Os rohingya, uma minoria muçulmana originária do estado de Rakhine, em Mianmar, sofre perseguição sistemática no país desde os anos 1960, sem direito a cidadania. Ultimamente, porém, eles atraíram a atenção da junta militar no poder, que sofre com a falta de soldados conforme perde a batalha contra os grupos rebeldes que tentam derrubar o governo. Assim, têm sido recrutados sob a mira de armas para servir às Forças Armadas, segundo relato da rede Radio Free Asia (RFA).
A junta está desesperada em busca de novos combatentes, conforme sofre perdas significativas devido à ofensiva da Tríplice Aliança, uma coalizão rebelde composta por três grupos: o Exército Arakan, o Exército da Aliança Democrática Nacional de Mianmar (MNDAA) e o Exército de Libertação Nacional de Ta’ang. Dezenas de cidades foram conquistadas pelas forças de resistência desde outubro de 2023.

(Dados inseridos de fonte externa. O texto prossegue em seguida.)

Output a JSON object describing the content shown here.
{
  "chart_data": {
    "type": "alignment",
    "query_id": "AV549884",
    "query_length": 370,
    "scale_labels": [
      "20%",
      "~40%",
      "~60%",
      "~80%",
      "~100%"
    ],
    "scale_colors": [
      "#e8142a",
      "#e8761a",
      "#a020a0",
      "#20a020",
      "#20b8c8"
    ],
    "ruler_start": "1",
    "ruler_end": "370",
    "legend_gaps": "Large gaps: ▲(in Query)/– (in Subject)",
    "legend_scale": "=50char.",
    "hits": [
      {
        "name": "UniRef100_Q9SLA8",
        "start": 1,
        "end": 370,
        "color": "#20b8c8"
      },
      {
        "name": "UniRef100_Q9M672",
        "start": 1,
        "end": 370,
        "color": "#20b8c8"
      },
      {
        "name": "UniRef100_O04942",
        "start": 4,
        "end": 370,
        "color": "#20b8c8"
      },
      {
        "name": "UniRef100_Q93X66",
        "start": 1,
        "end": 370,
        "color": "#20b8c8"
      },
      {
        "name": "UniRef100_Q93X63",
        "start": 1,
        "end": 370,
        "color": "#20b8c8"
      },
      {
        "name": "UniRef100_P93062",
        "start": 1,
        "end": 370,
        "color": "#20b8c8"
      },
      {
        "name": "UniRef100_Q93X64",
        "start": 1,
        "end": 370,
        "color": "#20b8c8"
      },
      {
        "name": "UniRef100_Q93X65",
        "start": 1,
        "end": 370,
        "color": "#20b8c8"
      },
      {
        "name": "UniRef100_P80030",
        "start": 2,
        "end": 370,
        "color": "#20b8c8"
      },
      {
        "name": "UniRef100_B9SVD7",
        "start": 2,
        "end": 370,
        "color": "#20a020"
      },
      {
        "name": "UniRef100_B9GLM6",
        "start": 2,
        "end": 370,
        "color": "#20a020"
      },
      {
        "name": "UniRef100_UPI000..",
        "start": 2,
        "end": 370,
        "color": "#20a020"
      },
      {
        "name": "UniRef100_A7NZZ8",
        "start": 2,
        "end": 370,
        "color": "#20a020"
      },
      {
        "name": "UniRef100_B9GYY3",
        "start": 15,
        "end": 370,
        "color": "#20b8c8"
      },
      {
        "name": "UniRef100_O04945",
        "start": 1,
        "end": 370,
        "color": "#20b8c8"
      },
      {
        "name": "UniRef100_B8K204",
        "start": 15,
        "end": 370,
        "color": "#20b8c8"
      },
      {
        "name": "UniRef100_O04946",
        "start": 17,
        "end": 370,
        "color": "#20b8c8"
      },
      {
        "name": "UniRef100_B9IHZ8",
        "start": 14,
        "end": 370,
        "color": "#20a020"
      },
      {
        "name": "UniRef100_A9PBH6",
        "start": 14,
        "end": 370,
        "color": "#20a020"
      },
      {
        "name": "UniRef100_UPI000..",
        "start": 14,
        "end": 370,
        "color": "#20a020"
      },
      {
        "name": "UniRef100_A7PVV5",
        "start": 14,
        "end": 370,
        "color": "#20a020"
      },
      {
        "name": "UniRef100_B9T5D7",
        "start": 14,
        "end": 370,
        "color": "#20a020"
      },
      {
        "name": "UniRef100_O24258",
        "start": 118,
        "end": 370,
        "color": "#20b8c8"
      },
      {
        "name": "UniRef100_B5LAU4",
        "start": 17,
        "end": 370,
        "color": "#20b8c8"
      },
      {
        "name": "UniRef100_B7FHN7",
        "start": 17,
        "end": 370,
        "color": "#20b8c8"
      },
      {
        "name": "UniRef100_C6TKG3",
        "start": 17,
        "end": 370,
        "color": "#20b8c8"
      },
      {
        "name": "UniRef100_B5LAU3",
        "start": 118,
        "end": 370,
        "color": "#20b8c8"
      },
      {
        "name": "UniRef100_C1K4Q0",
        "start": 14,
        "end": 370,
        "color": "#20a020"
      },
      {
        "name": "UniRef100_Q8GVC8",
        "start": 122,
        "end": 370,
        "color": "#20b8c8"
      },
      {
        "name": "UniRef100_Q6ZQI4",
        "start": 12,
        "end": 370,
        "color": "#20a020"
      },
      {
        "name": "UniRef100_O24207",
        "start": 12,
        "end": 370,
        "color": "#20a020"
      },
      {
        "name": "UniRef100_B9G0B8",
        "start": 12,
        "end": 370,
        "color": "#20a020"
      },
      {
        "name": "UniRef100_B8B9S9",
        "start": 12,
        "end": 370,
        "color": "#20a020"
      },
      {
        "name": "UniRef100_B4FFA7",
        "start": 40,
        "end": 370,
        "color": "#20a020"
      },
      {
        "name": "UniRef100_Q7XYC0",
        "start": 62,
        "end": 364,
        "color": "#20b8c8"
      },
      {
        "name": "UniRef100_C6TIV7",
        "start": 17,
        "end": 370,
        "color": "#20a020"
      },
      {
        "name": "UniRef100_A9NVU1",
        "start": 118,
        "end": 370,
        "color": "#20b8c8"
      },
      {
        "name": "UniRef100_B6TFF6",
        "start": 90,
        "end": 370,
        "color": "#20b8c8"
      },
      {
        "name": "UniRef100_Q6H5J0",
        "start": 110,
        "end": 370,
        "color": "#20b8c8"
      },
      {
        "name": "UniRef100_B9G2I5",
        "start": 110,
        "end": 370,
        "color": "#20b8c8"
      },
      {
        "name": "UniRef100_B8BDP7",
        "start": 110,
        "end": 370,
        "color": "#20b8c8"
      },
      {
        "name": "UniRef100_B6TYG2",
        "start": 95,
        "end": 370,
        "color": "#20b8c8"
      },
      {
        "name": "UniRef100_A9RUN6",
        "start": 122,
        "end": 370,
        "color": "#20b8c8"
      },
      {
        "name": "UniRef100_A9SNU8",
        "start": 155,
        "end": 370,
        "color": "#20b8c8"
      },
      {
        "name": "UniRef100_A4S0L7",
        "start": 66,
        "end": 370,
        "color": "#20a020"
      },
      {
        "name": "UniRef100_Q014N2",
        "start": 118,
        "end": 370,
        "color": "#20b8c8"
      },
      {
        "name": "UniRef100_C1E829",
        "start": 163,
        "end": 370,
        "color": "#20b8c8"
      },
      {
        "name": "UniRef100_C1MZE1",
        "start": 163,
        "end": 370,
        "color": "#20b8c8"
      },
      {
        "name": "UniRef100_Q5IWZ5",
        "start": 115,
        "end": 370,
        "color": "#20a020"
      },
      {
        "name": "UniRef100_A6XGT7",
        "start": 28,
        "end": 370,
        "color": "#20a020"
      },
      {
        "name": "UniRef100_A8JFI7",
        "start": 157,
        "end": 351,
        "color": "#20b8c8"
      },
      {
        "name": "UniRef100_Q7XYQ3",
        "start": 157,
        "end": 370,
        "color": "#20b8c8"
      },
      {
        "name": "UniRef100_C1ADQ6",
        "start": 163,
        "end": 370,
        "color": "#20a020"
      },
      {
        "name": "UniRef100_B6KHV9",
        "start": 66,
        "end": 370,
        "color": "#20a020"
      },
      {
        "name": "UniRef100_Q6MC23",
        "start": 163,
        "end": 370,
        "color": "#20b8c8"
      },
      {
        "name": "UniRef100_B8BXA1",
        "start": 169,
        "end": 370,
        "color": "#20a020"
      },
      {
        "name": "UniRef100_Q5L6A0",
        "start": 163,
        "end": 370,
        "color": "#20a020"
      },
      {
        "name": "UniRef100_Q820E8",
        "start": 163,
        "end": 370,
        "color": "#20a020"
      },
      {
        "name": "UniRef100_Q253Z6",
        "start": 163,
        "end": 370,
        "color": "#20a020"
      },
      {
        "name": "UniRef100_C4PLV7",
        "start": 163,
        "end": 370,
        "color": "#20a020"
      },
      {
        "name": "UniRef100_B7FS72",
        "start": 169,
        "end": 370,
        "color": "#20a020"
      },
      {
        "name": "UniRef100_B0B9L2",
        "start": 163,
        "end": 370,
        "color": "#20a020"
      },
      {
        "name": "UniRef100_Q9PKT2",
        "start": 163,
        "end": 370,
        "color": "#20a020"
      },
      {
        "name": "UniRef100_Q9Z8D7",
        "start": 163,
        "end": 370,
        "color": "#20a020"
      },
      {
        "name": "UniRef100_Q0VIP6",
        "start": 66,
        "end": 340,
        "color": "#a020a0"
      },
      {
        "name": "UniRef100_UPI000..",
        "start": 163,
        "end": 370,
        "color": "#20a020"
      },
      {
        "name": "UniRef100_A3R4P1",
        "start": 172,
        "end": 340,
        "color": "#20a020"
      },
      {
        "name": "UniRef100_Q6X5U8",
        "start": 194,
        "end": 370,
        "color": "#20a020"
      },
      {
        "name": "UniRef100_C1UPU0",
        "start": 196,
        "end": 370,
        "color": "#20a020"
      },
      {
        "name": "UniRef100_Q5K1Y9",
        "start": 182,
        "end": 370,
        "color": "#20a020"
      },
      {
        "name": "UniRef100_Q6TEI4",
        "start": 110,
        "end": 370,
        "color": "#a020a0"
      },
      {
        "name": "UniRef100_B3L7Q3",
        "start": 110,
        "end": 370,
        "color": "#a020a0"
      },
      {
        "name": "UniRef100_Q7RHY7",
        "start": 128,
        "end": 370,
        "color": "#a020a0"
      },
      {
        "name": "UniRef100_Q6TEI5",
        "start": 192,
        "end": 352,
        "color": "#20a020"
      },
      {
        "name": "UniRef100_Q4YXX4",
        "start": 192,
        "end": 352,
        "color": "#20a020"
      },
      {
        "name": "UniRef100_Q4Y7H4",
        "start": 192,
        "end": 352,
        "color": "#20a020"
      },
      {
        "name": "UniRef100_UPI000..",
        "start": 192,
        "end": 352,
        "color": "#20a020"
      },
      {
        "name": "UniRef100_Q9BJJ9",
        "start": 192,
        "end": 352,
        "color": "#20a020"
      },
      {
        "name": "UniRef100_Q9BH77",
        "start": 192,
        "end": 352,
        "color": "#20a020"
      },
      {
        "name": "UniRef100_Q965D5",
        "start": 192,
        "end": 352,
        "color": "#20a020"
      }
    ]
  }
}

Em fevereiro deste ano, Ye Myo Hein, conselheiro do think tank Instituto da Paz dos Estados Unidos, afirmou que a maioria dos batalhões das Forças Armadas atualmente não consegue atingir o efetivo mínimo para operar, que é de 200 militares. Além das baixas infligidas pelos rebeldes, o efetivo reduzido se explica pelo alto número de deserções.
Nas últimas semanas, uma alterativa encontrada pelo governo para driblar o problema foi implementar uma lei exigindo serviço militar obrigatório de dois anos, o que levou milhares de jovens a buscar a brigo na Tailândia para não lutar. Recrutar à forças os rohingya é a opção mais recente.
Segundo um membro da minoria étnica que passou pelo processo de recrutamento forçado, soldados foram até a porta da casa dele armados de rifles e o obrigaram a acompanhá-lo até um destacamento do Exército. Lá, ao lado de outros rohingya, foi informado de que passaria por um treinamento de 14 dias e então formaria uma milícia para enfrentar os rebeldes. Em troca, receberia um salário de um milhão de quiates (R$ 2,3 mil) mensais e o estatuto de cidadão birmanês.
O Islamismo, justamente o que motiva a perseguição contra os rohingya em um país budista, foi citado pelos militares no discurso de recrutamento, sob o argumento de que eles deveriam lutar para preservar sua identidade religiosa e cultural. Poucos, porém, estão dispostos a atender à convocação, e aqueles que conseguem fogem durante o processo de treinamento.
Por que isso importa?
Os rohingyas compõem um grupo étnico muçulmano minoritário de Mianmar, no sudeste da Ásia. Embora vivam nos estados de Rahkine e Chin, no oeste do país, não têm direito à cidadania e são perseguidos pelas autoridades locais, com relatos de assassinatos, estupros e outros abusos.
Investigações indicam que os militares birmaneses foram responsáveis por atrocidades que incluem mutilações, crucificações, queima e afogamento de crianças, numa ação deliberada de “limpeza étnica” hoje classificada globalmente como genocídio. Ativistas de direitos humanos pressionam há tempos por esforços internacionais para responsabilizar Mianmar por crimes contra a humanidade.
Diante desse cenário, cerca de um milhão de pessoas da minoria fugiram para Bangladesh desde 2017, sendo abrigados em precários campos para refugiados como o de Cox’s Bazar, o mais superlotado do mundo.
Outros 600 mil rohingyas continuam em Mianmar, vivendo sob as leis opressivas do governo militar que comanda o país. A perseguição é tão violenta que tornou-se habitual as pessoas lotarem embarcações rumo a Bangladesh, embora as condições que os esperam no destino sejam terríveis e o trajeto até lá seja extremamente perigoso.